CSI of a phantom containing HP ¹³C-EAC (15 mM) in PBS (right tube) and liver homogenate (left tube), a-d) Signal intensity images of HP ¹³CO₂, ¹³C-MAC, H¹³CO₃⁻, and ¹³C-EAC, A total HP ¹³C intensity map and a ¹H reference image are shown in e) and f), respectively. g-h) ¹³C spectra of the region-of-interest (ROI) depicted in e). The left and right intensity histograms are for images a-c and images d-e, respectively. CSI parameters: matrix = 8×8, FOV = 45×45 mm2, slice thickness = 10 mm, flip angle = 10 deg, number of points = 512; spectral width = 5 kHz.

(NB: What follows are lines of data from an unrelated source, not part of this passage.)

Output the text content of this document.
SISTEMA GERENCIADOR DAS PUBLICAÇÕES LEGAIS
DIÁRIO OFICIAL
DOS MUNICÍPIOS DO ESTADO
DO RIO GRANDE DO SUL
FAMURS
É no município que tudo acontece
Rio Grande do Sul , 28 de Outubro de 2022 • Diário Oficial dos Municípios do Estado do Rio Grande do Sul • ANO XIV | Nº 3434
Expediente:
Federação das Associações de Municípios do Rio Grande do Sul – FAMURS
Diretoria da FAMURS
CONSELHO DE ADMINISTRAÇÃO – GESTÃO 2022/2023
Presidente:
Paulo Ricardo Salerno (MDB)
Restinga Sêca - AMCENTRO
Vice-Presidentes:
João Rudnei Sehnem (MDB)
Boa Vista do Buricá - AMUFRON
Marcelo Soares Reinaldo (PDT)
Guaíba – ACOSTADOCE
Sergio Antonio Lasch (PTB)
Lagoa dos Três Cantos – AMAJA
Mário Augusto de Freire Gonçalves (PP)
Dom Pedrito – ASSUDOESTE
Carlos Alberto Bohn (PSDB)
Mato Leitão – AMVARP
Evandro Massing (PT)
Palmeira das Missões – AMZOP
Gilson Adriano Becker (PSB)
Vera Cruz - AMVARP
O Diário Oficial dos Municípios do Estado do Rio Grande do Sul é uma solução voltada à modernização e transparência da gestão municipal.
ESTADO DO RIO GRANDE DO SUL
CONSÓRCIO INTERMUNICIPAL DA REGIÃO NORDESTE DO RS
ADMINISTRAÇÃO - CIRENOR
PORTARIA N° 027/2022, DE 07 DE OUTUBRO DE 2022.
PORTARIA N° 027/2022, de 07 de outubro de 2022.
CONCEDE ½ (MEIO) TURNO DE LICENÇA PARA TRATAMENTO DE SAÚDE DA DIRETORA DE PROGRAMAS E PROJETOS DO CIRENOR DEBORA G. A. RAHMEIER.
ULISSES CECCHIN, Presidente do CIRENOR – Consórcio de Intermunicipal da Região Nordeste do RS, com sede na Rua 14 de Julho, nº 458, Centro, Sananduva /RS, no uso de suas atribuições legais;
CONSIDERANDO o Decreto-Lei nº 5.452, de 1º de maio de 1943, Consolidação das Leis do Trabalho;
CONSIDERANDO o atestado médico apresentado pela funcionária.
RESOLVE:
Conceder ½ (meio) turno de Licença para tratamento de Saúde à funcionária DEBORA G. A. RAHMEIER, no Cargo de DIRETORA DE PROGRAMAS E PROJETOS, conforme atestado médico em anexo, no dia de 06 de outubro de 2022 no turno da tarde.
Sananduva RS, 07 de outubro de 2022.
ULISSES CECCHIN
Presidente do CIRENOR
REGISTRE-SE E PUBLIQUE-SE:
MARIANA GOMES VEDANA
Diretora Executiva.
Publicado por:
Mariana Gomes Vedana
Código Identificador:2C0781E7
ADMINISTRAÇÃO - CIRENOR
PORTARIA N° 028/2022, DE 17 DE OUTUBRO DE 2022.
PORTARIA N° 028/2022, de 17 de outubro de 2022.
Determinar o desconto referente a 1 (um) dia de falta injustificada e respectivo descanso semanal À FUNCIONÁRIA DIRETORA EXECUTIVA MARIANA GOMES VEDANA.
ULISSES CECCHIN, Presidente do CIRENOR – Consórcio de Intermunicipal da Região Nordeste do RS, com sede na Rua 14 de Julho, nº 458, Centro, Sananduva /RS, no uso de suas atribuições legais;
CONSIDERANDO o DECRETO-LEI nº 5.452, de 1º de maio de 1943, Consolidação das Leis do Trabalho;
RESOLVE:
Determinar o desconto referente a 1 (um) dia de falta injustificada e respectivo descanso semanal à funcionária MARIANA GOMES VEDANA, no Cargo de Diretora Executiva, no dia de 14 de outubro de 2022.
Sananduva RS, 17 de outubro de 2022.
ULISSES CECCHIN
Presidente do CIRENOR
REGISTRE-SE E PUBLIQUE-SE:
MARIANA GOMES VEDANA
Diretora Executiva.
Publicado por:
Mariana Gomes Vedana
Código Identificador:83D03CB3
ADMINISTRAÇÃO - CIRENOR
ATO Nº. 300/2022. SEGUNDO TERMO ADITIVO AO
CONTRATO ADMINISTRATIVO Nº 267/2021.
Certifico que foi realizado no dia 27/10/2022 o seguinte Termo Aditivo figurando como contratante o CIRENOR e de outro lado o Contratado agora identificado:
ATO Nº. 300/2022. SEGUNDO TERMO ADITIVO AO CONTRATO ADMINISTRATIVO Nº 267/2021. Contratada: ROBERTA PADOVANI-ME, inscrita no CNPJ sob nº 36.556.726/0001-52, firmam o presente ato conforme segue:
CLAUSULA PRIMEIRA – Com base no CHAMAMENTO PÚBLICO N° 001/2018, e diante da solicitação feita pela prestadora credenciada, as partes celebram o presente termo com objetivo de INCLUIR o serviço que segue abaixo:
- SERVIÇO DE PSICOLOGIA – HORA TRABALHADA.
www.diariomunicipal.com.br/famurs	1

Finally, HP ¹³C-EAC was also presented to live animals. In this experiment, rats were administered with a solution of HP ¹³C-EAC in PBS (3 mL, ~80 mM) via a tail vein catheter after a quick removal of BDPA by filtration. Sequential ¹³C NMR spectra collected form the liver region only (n= 3) were acquired every 3 s using 20-deg pulses. A HP ¹³C spectrum (sum of 7 spectra) over 21-s period after the HP ¹³C-EAC injection is shown in Fig. 4a, showing all expected HP ¹³C species. Our results showed that HP ¹³C-MAC, ¹³CO₂, and H¹³CO₃⁻ peaks appeared soon after the injection of HP ¹³C-EAC (Fig. 4b). The signal of the parent compound HP ¹³C-EAC was very small in every spectrum compared to its downstream metabolites. This indicates that the hydrolysis of ¹³C-EAC by esterase is very rapid in vivo. Although the HP ¹³C-MAC and HP H¹³CO₃⁻ peaks in this in vivo result are somewhat overlapped due to greater field inhomogeneity, the two resonances are resolved and the peak intensities of the two HP compounds can be quantified by peak fittings using Gaussian and Lorentzian functions (Fig. S6). The intensities of the H¹³CO₃⁻ and ¹³CO₂ signals are plotted as a function of time in Fig. 4b. A ratio between HP H ¹³CO₃⁻ and ¹³CO₂ signal intensities was calculated over 21 s (7 time points) while HP ¹³CO₂ signal intensity can be reliably measured. A bar graph showing an average value of these ratios are shown in Fig. 4c. From these values, the average HP H¹³CO₃⁻/¹³CO₂ signal intensity ratio was 11.9:1 and the average pH value was 7.24 ± 0.08 (Fig. 4d). This value agrees very well with the pH of rat livers reported previously.²⁷ It is important to note that in all three rats injected with HP ¹³C-EAC, there were no visible signs of acute toxicity following the injection as observed from the normal heart and respiratory rates. All rats also recovered normally after the experiments, suggesting that ¹³C-EAC is biocompatible.

Fig. 4. In vivo pH measurements of a rat liver.

a) A ¹³C NMR spectrum of rat liver following HP ¹³C-EAC (80 mM in PBS) administration. The spectrum is a sum of 7 spectra acquired every 3 s over 21 s with 10-deg pulses at 4.7T; b) signal intensities of HP H¹³CO₃⁻ and ¹³CO₂ from the rat liver; c) average HP H ¹³CO₃⁻/¹³CO₂ signal ratio calculated over 21 s; d) average liver pH value estimated from the HP H¹³CO₃⁻/¹³CO₂ ratio; and e) a ¹H reference image showing the liver for HP ¹³C MRS.

In conclusion, we have demonstrated that tissue pH can be measured in vivo using HP ¹³C-EAC. Taking advantage of the abundant esterase and carbonic anhydrase activities in mammalian tissues, HP ¹³CO₂ and H¹³CO₃⁻ can be rapidly produced in situ and tissue pH can be calculated from HP ¹³C signal ratios of the physiological buffer pair. The T₁, reasonable chemical stability, and high polarization level of HP ¹³C-EAC are also advantageous for HP ¹³C imaging applications, potentially allowing for pre-injection quality control procedures such as radical removal without a significant signal loss. The results suggest that HP ¹³C-EAC is an attractive pH imaging agent for in vivo assessment of abnormal tissue pH associated with many diseases.